Periodic semiconductor nano-structures for the enhanced photovoltaic devices

Abstract

The photovoltaic devices which convert the solar energy to the electrons or chemical materials become very important clean energy devices due to the environmental pollution from the fossil energy. The Dye-sensitized Solar cell (DSSC) which generates the electron-hole pairs using solar light and photoelectrochemical cell (PEC), one of the promising clean energy solar cells for capturing and storing solar energy by splitting water into a hydrogen and oxygen gas have received extensive attention because of high performance and low price. Enhancing optical property is the one of the fascinate strategy for the increasing the properties of photovoltaic devices. Interference lithography (IL) is a very convenient and fast method to fabricate the two/threedimensional polymer template in a submicrometer scale. By combining an IL technique and hydrothermal growth, the high crystalline periodic semiconductor nanowires such as ZnO, TiO2 and Fe2O3 can be fabricated.
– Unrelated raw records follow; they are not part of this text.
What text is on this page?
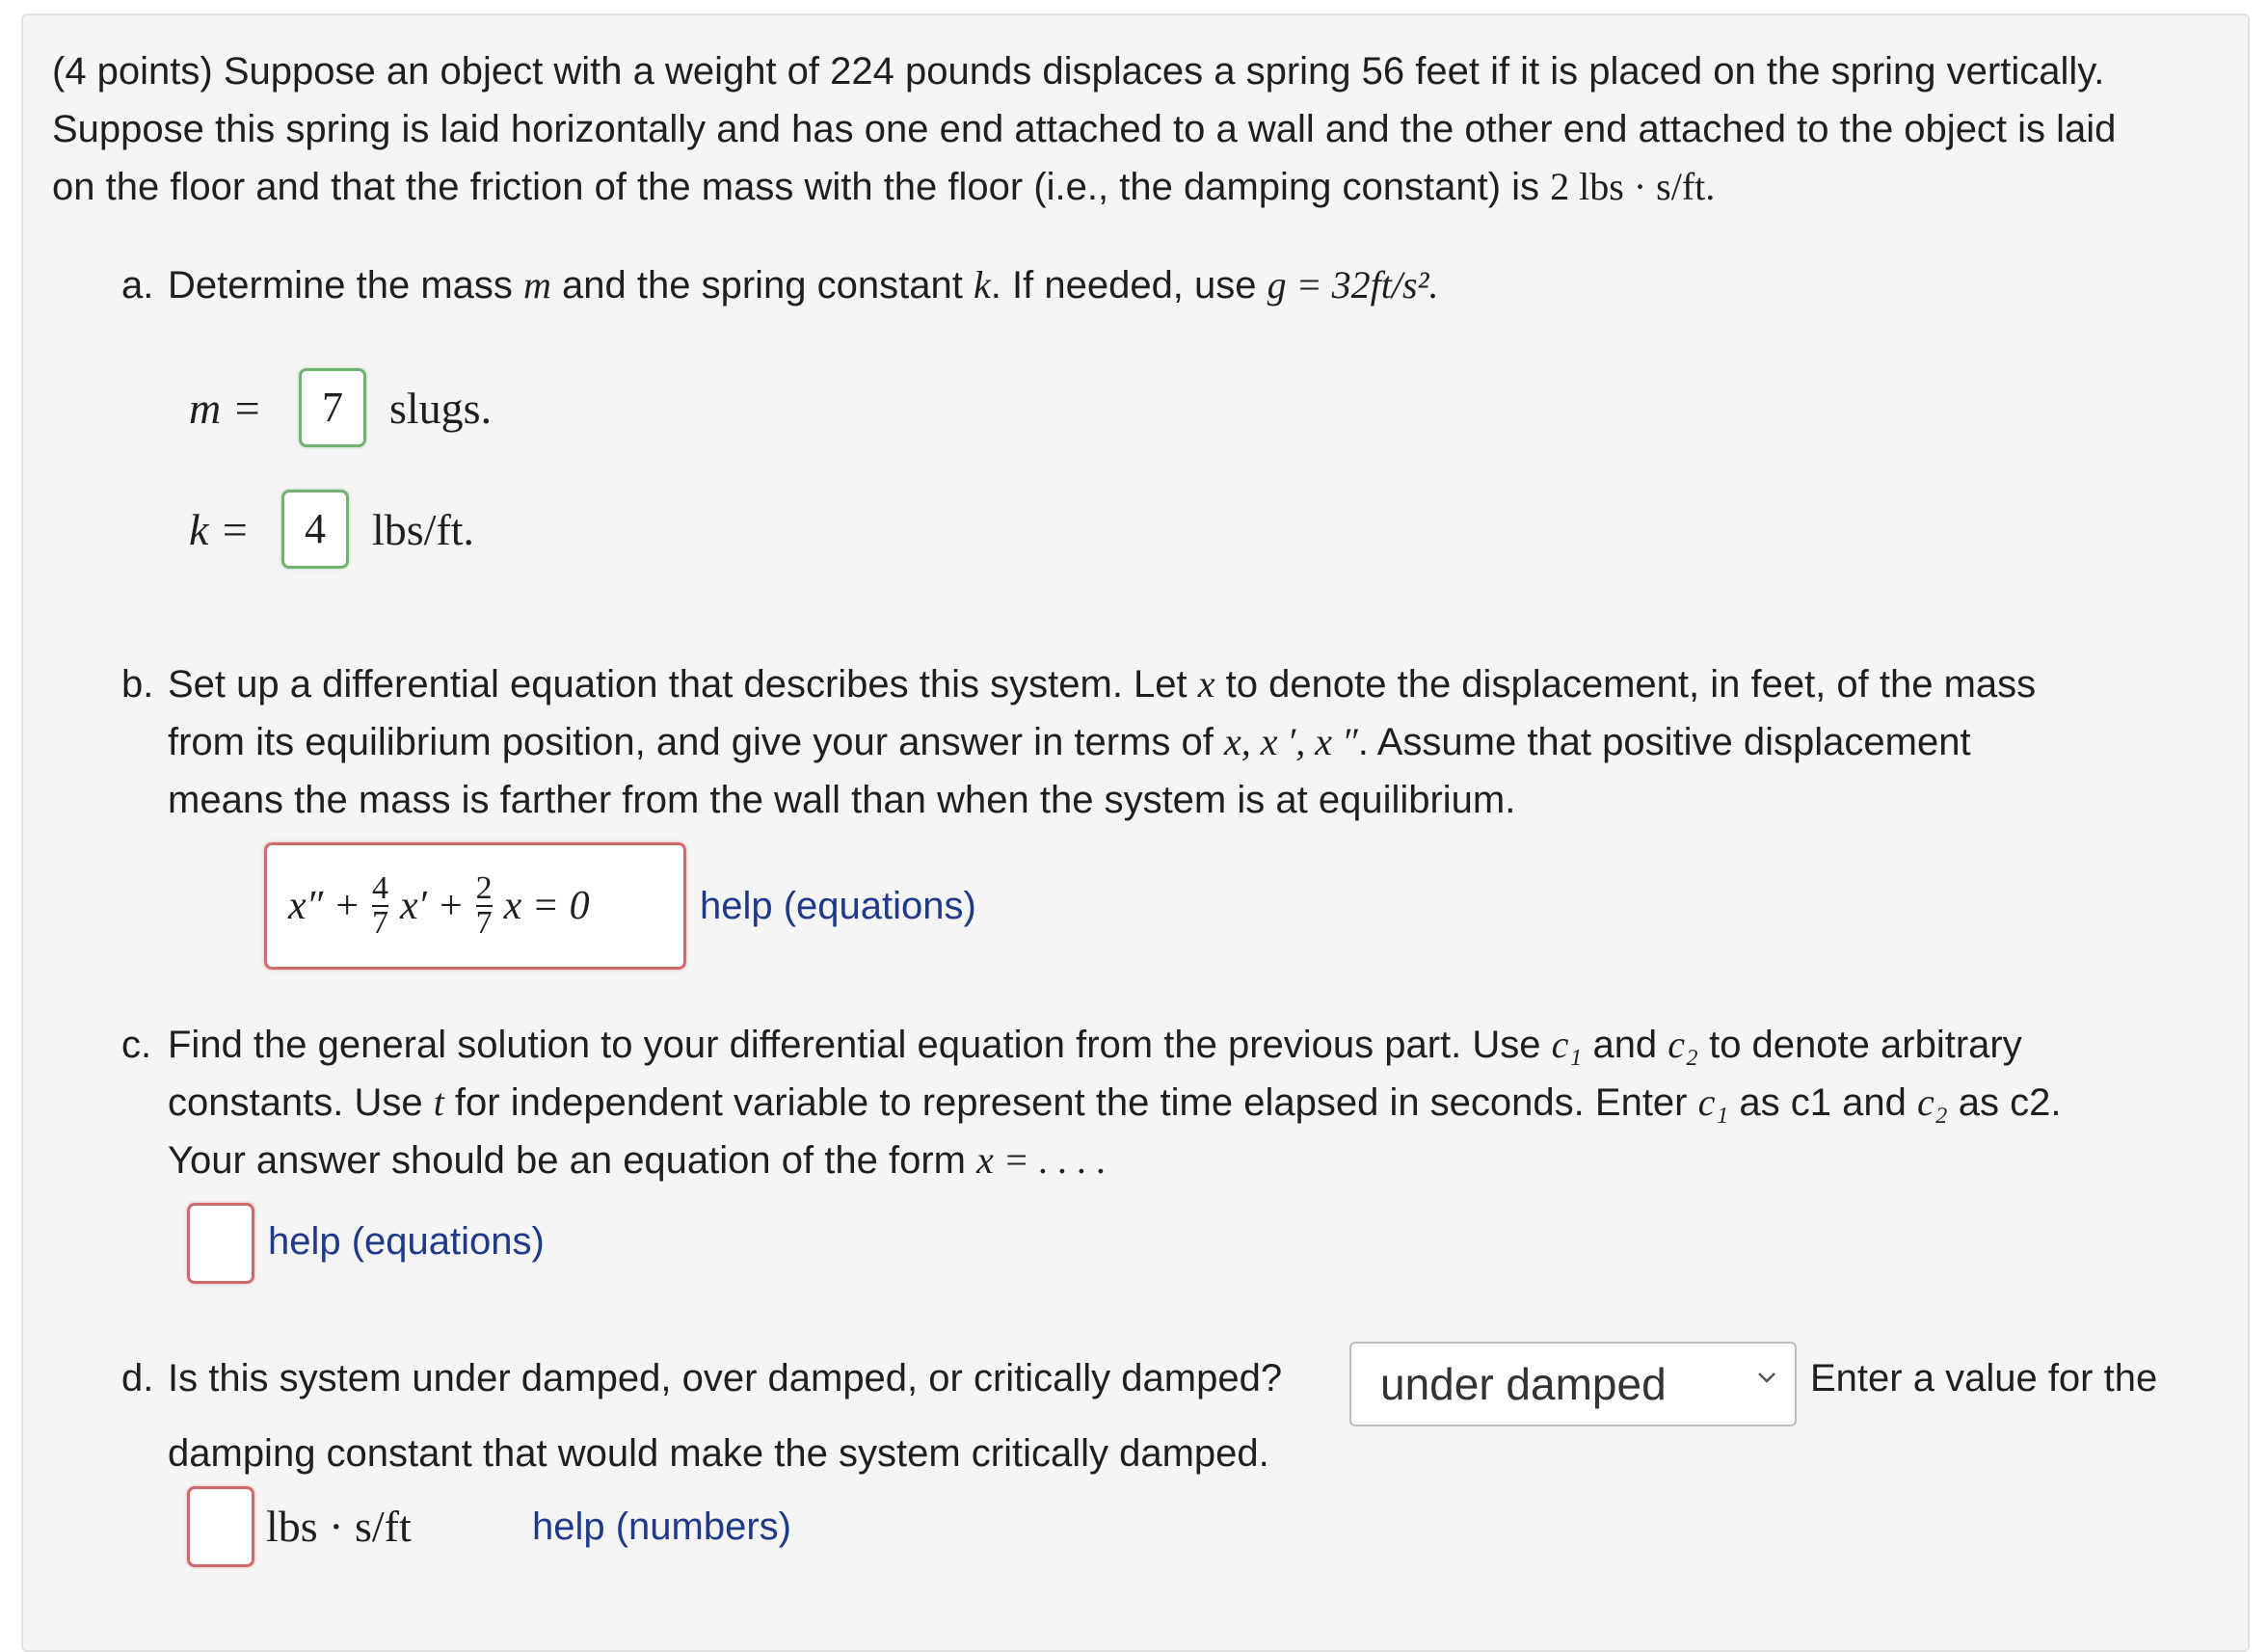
(4 points) Suppose an object with a weight of 224 pounds displaces a spring 56 feet if it is placed on the spring vertically.

Suppose this spring is laid horizontally and has one end attached to a wall and the other end attached to the object is laid

on the floor and that the friction of the mass with the floor (i.e., the damping constant) is 2 lbs · s/ft.

a. Determine the mass m and the spring constant k. If needed, use g = 32ft/s².
m =	7	slugs.
k =	4	lbs/ft.
b. Set up a differential equation that describes this system. Let x to denote the displacement, in feet, of the mass
from its equilibrium position, and give your answer in terms of x, x ′, x ″. Assume that positive displacement
means the mass is farther from the wall than when the system is at equilibrium.
$x'' + \frac{4}{7} x' + \frac{2}{7}$ x = 0	help (equations)
c. Find the general solution to your differential equation from the previous part. Use c₁ and c₂ to denote arbitrary
constants. Use t for independent variable to represent the time elapsed in seconds. Enter c₁ as c1 and c₂ as c2.
Your answer should be an equation of the form x = . . . .
help (equations)
d. Is this system under damped, over damped, or critically damped? under damped	Enter a value for the
damping constant that would make the system critically damped.
lbs · s/ft	help (numbers)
The 2D patterned semiconductor nanowires can be considered as a diffraction grating layer which can enhance the optical property for increasing the overall performance of photovoltaic devices such as DSSC and PEC. In this thesis, I studied on the synergetic effects of the IL technique and the hydrothermal growth method for enhancing the optical properties. The patterned nanowires with a subwavelength scale that act as the diffraction grating layer can increase the optical path in the photovoltaic devices. Especially, the absorption of visible wavelength of solar light (400nm ~ 800nm), a major source to generate the electron-hole pairs in the photovoltaic cells can be enhanced by the pattern nanowires. The outstanding properties of the 2D patterned nanowires suggest the great potential in energy-related devices such as DSSCs, PEC cells and sensor devices such as SERS.